导出格式
将标注导出为各种格式,用于机器学习框架和分析工具。
导出格式
Potato 提供两个层次的导出功能:
- 原生导出 - 标注根据配置自动保存为 JSON/JSONL/CSV/TSV 格式
- 导出 CLI(v2.2.0 新增)-
python -m potato.export将标注转换为专用格式(COCO、YOLO、Pascal VOC、CoNLL-2003、CoNLL-U、Mask PNG)
本页涵盖内置格式和导出 CLI,以及常见目标的示例转换脚本。
基本导出格式
JSON
默认输出格式。

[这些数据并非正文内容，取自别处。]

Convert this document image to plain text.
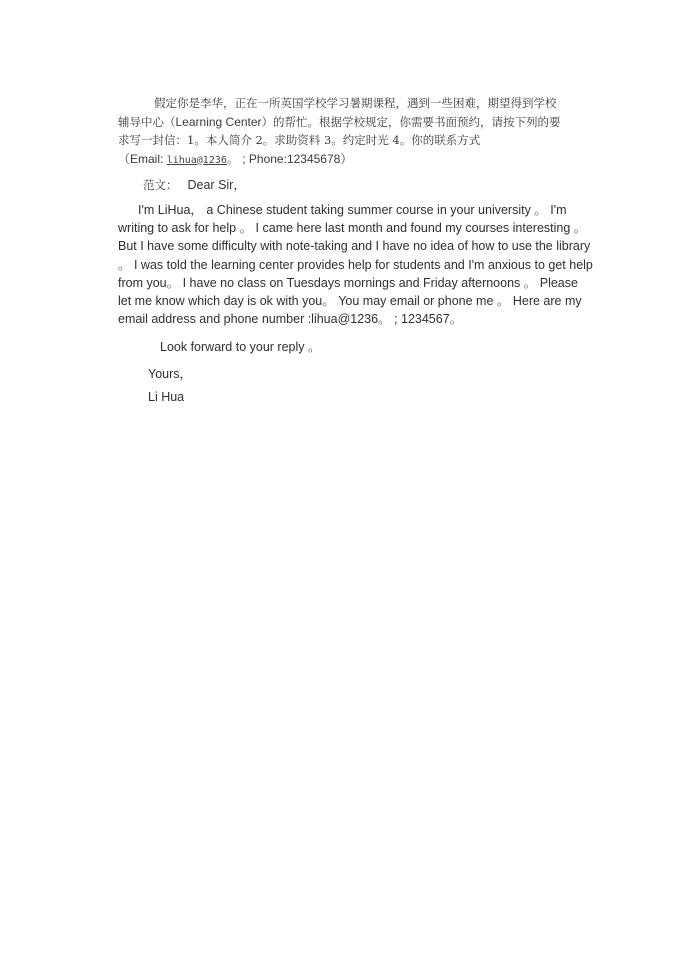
假定你是李华，正在一所英国学校学习暑期课程，遇到一些困难，期望得到学校
辅导中心（Learning Center）的帮忙。根据学校规定，你需要书面预约，请按下列的要
求写一封信：1。本人简介 2。求助资料 3。约定时光 4。你的联系方式
（Email: lihua@1236。 ; Phone:12345678）
范文： Dear Sir，
I'm LiHua， a Chinese student taking summer course in your university 。 I'm
writing to ask for help 。 I came here last month and found my courses interesting 。
But I have some difficulty with note-taking and I have no idea of how to use the library
。 I was told the learning center provides help for students and I'm anxious to get help
from you。 I have no class on Tuesdays mornings and Friday afternoons 。 Please
let me know which day is ok with you。 You may email or phone me 。 Here are my
email address and phone number :lihua@1236。 ; 1234567。
Look forward to your reply 。
Yours，
Li Hua
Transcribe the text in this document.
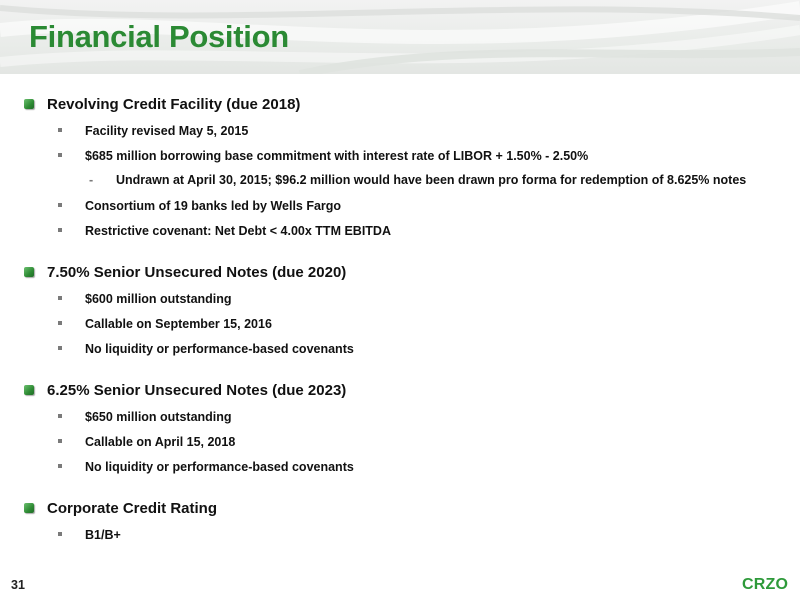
Financial Position
Revolving Credit Facility (due 2018)
Facility revised May 5, 2015
$685 million borrowing base commitment with interest rate of LIBOR + 1.50% - 2.50%
-	Undrawn at April 30, 2015; $96.2 million would have been drawn pro forma for redemption of 8.625% notes
Consortium of 19 banks led by Wells Fargo
Restrictive covenant: Net Debt < 4.00x TTM EBITDA
7.50% Senior Unsecured Notes (due 2020)
$600 million outstanding
Callable on September 15, 2016
No liquidity or performance-based covenants
6.25% Senior Unsecured Notes (due 2023)
$650 million outstanding
Callable on April 15, 2018
No liquidity or performance-based covenants
Corporate Credit Rating
B1/B+
31	CRZO
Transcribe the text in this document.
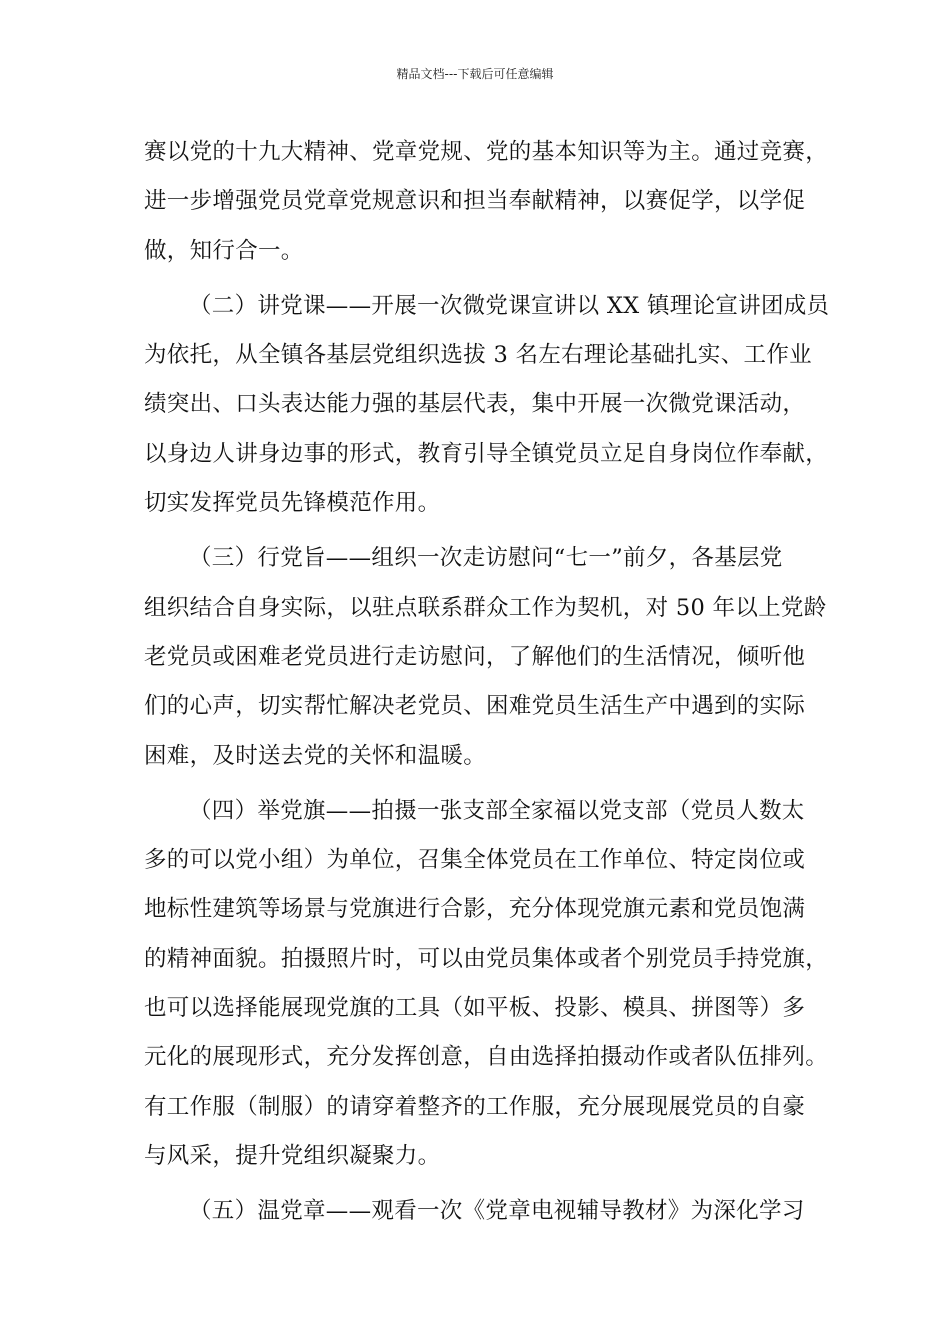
精品文档---下载后可任意编辑
赛以党的十九大精神、党章党规、党的基本知识等为主。通过竞赛，
进一步增强党员党章党规意识和担当奉献精神，以赛促学，以学促
做，知行合一。
（二）讲党课——开展一次微党课宣讲以 XX 镇理论宣讲团成员
为依托，从全镇各基层党组织选拔 3 名左右理论基础扎实、工作业
绩突出、口头表达能力强的基层代表，集中开展一次微党课活动，
以身边人讲身边事的形式，教育引导全镇党员立足自身岗位作奉献，
切实发挥党员先锋模范作用。
（三）行党旨——组织一次走访慰问“七一”前夕，各基层党
组织结合自身实际，以驻点联系群众工作为契机，对 50 年以上党龄
老党员或困难老党员进行走访慰问，了解他们的生活情况，倾听他
们的心声，切实帮忙解决老党员、困难党员生活生产中遇到的实际
困难，及时送去党的关怀和温暖。
（四）举党旗——拍摄一张支部全家福以党支部（党员人数太
多的可以党小组）为单位，召集全体党员在工作单位、特定岗位或
地标性建筑等场景与党旗进行合影，充分体现党旗元素和党员饱满
的精神面貌。拍摄照片时，可以由党员集体或者个别党员手持党旗，
也可以选择能展现党旗的工具（如平板、投影、模具、拼图等）多
元化的展现形式，充分发挥创意，自由选择拍摄动作或者队伍排列。
有工作服（制服）的请穿着整齐的工作服，充分展现展党员的自豪
与风采，提升党组织凝聚力。
（五）温党章——观看一次《党章电视辅导教材》为深化学习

每个标注者的工作保存为一个 JSON 文件:
json
{
"id": "doc_001",
"annotations": {
"sentiment": "positive",
"confidence": 4
},
"annotator": "user_1",
"timestamp": "2024-01-15T10:30:00Z"
}在 YAML 中配置:
yaml
output_annotation_format: "json"
output_annotation_dir: "output/"JSON Lines (JSONL)
每行一个标注,适合流式处理和大型数据集:
jsonl
{"id": "doc_001", "annotations": {"sentiment": "positive"}, "annotator": "user_1"}
{"id": "doc_002", "annotations": {"sentiment": "negative"}, "annotator": "user_1"}yaml
output_annotation_format: "jsonl"CSV
表格格式,用于电子表格分析:
csv
id,annotator,sentiment,confidence,timestamp
doc_001,user_1,positive,4,2024-01-15T10:30:00Z
doc_002,user_1,negative,2,2024-01-15T10:31:00Zyaml
output_annotation_format: "csv"TSV
制表符分隔值:
yaml
output_annotation_format: "tsv"导出 CLI
v2.2.0 新增
导出 CLI 用一条命令将 Potato 标注转换为专用格式:
bash
# List available export formats
python -m potato.export --list-formats
# Export to COCO format
python -m potato.export --config config.yaml --format coco --output ./export/
# Export to YOLO format
python -m potato.export --config config.yaml --format yolo --output ./export/
# Export with options
python -m potato.export --config config.yaml --format coco --output ./export/ \
--option split_ratio=0.8 --option include_unlabeled=falseCLI 选项
| 选项 | 描述 |
|---|---|
--config, -c | Potato YAML 配置文件路径 |
--format, -f | 导出格式(coco、yolo、pascal_voc、conll_2003、conll_u、mask) |
--output, -o | 输出目录(默认:./export_output) |
--option | 格式特定选项,格式为 key=value(可重复) |
--list-formats | 列出可用格式并退出 |
--verbose, -v | 启用详细日志 |
支持的导出格式
| 格式 | ID | 最适用于 |
|---|---|---|
| COCO | coco | 目标检测、实例分割 |
| YOLO | yolo | YOLO 模型训练 |
| Pascal VOC | pascal_voc | 目标检测(XML) |
| CoNLL-2003 | conll_2003 | 命名实体识别、序列标注 |
| CoNLL-U | conll_u | 词性标注、依存句法分析 |
| 分割掩码 | mask | 语义/实例分割 |
格式兼容性矩阵
| 标注类型 | COCO | YOLO | Pascal VOC | CoNLL-2003 | CoNLL-U | Mask |
|---|---|---|---|---|---|---|
| 边界框 | 是 | 是 | 是 | - | - | - |
| 多边形 | 是 | - | - | - | - | 是 |
| 关键点 | 是 | - | - | - | - | - |
| 文本片段 | - | - | - | 是 | 是 | - |
| 分类 | 部分 | - | - | - | - | - |
编程导出
在 Python 中直接使用导出注册表:
python
from potato.export.registry import export_registry
from potato.export.cli import build_export_context
context = build_export_context("path/to/config.yaml")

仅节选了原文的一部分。